I hesitate to call Dennis Ingolfsland, of The Recliner Commentaries, a “fellow librarian,” since he’s the real thing and I’m an on-the-job-trained poseur. But I know enough to recommend this piece about the American Library Association’s “Banned Books Week.”
The fact is that there are no banned books in America. Maybe I missed it but I don’t recall seeing any articles in the Library Journal or American Libraries protesting that other religion and those other countries which really do ban books.
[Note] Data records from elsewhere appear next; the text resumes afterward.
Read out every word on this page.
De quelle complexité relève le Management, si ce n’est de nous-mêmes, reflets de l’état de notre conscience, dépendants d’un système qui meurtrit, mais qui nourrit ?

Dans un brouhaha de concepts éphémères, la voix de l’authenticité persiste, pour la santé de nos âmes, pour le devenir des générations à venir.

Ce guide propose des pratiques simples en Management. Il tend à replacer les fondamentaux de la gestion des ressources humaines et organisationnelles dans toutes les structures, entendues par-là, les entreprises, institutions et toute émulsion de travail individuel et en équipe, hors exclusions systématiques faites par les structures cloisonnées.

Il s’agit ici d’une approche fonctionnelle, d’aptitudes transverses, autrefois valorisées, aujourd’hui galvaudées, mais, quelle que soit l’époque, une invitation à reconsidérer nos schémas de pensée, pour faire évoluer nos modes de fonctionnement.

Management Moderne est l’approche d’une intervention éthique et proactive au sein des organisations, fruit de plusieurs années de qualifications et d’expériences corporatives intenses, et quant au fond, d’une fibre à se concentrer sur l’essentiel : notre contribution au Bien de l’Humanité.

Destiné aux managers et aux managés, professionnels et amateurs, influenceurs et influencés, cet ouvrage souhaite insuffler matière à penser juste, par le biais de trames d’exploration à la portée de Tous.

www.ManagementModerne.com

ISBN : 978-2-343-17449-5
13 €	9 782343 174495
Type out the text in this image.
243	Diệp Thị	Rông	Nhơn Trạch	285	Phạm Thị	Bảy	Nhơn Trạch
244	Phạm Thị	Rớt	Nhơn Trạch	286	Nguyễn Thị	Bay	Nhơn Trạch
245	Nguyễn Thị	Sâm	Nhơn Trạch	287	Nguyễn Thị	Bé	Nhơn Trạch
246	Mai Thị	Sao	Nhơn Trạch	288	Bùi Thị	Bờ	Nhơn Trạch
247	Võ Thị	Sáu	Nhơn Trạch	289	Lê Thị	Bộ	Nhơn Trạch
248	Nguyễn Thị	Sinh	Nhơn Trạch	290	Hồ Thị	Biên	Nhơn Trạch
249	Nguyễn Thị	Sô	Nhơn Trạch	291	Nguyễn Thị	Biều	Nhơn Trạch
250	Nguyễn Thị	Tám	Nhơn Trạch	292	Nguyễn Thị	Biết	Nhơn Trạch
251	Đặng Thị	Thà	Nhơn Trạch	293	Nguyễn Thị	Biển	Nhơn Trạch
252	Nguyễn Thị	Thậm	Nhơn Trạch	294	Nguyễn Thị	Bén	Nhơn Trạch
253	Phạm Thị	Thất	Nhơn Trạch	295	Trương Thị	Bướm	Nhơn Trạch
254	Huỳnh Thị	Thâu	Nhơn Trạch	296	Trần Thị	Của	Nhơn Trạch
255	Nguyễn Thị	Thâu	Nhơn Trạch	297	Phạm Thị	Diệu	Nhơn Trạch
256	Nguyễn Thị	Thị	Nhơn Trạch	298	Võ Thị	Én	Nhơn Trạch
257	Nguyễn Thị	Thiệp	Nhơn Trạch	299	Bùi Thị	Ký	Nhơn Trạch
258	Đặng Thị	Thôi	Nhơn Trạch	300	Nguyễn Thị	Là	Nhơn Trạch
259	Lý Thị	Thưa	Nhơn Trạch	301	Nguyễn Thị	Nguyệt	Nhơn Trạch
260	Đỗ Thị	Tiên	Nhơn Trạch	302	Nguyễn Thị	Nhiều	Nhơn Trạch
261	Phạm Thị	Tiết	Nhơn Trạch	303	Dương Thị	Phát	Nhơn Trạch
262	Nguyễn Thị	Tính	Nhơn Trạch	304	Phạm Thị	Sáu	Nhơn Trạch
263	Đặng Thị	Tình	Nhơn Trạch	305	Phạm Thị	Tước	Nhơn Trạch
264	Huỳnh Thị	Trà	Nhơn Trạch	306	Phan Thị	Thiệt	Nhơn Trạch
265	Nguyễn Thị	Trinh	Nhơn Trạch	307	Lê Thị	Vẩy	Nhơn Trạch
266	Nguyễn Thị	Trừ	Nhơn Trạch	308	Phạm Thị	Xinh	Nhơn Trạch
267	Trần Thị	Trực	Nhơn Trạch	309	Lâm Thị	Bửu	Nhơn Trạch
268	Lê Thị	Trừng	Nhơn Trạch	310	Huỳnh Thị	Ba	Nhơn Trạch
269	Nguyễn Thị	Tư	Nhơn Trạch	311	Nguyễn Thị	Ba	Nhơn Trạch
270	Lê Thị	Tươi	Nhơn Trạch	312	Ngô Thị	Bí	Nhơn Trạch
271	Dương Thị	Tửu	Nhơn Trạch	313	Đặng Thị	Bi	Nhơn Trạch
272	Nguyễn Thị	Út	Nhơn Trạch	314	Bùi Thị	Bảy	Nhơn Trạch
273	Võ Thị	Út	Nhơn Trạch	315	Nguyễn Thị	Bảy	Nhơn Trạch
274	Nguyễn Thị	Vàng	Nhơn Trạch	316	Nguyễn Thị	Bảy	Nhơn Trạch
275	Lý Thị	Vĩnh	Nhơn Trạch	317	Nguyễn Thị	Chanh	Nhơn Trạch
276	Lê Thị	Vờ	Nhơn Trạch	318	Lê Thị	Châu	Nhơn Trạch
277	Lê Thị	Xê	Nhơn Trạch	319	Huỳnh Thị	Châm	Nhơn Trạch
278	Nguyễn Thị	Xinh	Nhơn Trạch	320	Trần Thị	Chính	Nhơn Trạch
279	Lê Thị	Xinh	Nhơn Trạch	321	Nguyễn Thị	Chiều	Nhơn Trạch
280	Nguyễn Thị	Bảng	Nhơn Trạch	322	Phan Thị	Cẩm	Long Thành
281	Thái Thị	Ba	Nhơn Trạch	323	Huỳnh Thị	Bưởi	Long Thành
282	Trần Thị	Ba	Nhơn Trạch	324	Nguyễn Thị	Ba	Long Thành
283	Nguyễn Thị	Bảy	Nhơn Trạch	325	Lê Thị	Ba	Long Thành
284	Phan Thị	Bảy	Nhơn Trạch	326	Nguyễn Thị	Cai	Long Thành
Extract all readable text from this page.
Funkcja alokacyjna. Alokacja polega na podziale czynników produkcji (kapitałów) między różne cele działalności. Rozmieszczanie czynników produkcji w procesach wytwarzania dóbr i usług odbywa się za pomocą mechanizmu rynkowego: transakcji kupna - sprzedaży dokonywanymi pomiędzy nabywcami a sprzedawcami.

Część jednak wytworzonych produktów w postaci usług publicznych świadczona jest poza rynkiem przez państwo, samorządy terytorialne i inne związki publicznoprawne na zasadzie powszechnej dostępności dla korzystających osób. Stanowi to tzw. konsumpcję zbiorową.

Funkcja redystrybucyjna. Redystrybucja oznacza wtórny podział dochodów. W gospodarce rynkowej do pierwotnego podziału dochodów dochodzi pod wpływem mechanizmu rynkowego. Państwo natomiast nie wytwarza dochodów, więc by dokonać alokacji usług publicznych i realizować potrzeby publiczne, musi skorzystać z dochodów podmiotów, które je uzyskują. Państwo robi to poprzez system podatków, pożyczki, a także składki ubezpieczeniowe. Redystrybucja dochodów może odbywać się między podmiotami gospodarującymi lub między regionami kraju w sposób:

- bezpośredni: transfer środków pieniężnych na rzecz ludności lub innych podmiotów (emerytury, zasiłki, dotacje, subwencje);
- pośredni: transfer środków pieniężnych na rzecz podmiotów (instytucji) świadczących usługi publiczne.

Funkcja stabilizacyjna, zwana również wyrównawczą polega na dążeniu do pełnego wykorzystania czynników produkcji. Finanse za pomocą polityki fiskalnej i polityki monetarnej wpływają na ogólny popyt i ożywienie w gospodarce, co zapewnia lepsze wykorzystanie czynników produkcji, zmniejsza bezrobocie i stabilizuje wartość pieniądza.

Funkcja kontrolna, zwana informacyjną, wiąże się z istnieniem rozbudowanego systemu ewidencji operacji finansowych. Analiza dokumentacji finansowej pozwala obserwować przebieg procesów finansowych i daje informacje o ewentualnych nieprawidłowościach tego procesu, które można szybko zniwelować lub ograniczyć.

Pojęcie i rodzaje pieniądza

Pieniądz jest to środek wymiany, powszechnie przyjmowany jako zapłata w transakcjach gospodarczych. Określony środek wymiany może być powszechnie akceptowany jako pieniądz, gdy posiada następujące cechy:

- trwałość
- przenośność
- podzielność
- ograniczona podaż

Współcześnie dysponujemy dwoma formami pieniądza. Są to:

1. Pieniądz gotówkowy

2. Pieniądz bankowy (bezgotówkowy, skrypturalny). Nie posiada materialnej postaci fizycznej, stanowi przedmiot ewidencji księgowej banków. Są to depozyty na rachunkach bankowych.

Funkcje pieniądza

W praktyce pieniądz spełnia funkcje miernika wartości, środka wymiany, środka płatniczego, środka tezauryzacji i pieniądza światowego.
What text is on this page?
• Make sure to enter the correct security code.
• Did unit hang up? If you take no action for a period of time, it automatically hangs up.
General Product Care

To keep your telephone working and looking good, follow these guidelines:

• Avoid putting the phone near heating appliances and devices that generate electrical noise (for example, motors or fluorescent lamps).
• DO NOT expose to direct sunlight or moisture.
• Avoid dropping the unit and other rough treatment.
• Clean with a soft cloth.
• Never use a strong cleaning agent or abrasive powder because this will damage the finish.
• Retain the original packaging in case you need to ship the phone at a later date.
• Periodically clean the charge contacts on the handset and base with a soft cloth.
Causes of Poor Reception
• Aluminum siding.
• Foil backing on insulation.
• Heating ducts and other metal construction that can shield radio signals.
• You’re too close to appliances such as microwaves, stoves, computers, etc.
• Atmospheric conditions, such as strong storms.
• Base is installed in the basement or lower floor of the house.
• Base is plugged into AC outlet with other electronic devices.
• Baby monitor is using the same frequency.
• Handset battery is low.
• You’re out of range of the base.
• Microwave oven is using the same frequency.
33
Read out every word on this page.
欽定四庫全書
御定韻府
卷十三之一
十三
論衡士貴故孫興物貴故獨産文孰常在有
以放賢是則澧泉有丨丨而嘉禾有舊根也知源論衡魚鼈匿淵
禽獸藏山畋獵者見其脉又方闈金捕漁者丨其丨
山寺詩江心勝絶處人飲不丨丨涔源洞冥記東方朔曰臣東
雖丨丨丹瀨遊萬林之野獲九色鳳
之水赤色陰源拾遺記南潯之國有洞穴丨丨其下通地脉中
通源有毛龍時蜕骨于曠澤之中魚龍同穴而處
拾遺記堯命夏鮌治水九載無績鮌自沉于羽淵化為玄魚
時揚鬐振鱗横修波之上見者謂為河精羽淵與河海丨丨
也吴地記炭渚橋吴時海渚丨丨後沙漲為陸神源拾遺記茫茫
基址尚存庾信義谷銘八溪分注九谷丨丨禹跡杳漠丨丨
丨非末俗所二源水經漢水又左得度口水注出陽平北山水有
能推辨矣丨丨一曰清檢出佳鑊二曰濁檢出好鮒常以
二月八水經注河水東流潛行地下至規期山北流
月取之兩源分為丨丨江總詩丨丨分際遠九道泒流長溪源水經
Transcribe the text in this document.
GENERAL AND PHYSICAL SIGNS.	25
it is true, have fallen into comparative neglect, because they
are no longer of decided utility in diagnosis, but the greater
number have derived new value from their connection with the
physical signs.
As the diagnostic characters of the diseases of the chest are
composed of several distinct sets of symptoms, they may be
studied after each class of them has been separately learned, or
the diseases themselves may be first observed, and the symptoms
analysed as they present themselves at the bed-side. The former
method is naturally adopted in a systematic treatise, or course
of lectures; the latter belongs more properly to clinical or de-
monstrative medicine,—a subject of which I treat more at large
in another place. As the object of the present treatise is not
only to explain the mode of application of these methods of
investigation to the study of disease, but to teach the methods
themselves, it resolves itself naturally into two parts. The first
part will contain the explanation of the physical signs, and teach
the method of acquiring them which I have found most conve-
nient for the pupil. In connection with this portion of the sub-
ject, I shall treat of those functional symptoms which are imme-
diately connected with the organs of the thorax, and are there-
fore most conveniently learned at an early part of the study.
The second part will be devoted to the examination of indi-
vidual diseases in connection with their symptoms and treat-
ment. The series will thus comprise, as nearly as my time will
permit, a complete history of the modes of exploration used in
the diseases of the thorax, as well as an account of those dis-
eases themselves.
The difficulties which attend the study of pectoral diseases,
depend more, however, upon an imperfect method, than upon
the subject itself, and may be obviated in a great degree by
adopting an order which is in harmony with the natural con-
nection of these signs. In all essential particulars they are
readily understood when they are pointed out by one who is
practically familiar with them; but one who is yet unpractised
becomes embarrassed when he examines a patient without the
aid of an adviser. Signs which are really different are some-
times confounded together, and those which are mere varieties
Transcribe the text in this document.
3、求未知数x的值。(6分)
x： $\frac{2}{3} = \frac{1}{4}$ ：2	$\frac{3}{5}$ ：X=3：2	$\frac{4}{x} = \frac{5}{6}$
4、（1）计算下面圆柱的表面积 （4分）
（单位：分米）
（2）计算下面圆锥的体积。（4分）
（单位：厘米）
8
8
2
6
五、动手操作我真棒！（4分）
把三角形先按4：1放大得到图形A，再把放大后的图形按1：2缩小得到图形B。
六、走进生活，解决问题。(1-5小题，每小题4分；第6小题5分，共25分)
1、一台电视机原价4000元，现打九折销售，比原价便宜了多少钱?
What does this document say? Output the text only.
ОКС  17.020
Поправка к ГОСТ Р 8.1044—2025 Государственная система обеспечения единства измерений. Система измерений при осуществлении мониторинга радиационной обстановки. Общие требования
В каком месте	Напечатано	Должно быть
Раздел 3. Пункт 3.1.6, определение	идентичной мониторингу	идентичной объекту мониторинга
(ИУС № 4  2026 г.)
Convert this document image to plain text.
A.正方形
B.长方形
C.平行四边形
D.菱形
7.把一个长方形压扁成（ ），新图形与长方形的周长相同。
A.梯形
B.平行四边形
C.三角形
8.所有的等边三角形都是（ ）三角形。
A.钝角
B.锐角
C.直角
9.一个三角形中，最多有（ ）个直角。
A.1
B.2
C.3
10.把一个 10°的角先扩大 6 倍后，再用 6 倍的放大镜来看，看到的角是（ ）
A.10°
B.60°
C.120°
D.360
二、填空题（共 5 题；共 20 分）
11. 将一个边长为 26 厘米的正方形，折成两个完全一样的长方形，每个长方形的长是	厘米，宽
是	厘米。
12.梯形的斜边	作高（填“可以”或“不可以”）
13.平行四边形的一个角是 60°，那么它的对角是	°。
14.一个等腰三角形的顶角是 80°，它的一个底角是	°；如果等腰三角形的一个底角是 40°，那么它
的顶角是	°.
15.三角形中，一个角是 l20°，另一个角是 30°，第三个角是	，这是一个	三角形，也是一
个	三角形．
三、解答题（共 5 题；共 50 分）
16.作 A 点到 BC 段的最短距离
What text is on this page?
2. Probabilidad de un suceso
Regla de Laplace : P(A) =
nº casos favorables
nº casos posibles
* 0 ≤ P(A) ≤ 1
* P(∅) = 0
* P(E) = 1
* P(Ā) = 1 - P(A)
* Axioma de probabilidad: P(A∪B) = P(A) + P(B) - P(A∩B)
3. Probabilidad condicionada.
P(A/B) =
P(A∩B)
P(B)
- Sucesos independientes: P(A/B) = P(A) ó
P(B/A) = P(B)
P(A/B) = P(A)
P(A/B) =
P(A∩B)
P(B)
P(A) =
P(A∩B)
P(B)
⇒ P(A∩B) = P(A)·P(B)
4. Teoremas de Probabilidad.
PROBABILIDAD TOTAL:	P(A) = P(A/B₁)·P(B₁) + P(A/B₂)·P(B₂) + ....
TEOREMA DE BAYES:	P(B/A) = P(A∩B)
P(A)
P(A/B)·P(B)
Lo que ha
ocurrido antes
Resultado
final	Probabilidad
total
(Picture credit: Jupiter Images)
I’m consistently surprised when people mistake the “censorship” of the free market with the censorship that comes from oppressive governments. Having no one want to buy or stock a particular piece of work isn’t the same as being beaten with rubber hoses by the secret police for writing it. Those who confuse the two need to watch The Lives of Others.
I heard about that movie. I’d like to see it sometime. I’ll bet the kid in the image above is reading The Catcher in the Rye or something boring like that.
I think the distinction is sometimes drawn when books are popular within a large minority at a local level (say, a small town’s public library) but are banned or eliminated (from that public library, though not, of course, from bookstores and private libraries) as the result of another, ideologically-motivated minority or majority group.
The argument, as far as I can tell, is that the government is blocking a supply of an in-demand book on ideological grounds. (Which is pretty much the job description of a librarian, assuming he or she doesn’t work for the Library of Congress, and assuming Marx is right and that everything involves ideology.) But of course librarians do the job silently, with book selection, whereas small-town legislation is generally noisy, and involves protesting books that are already there.
But with book prices being what they are, it is hard to see how that means anyone who really wanted to read the book would be blocked from doing so. Interlibrary loans are, for the most part, rather cheap if not free.
“Banned Books Week” always struck me as an exercise in vanity; an opportunity for librarians to congratulate themselves for their “courage” in standing up against us nasty, puritanical, Christian book-burners. Their silence about regimes where books are really banned tells me everything I need to know about their courage.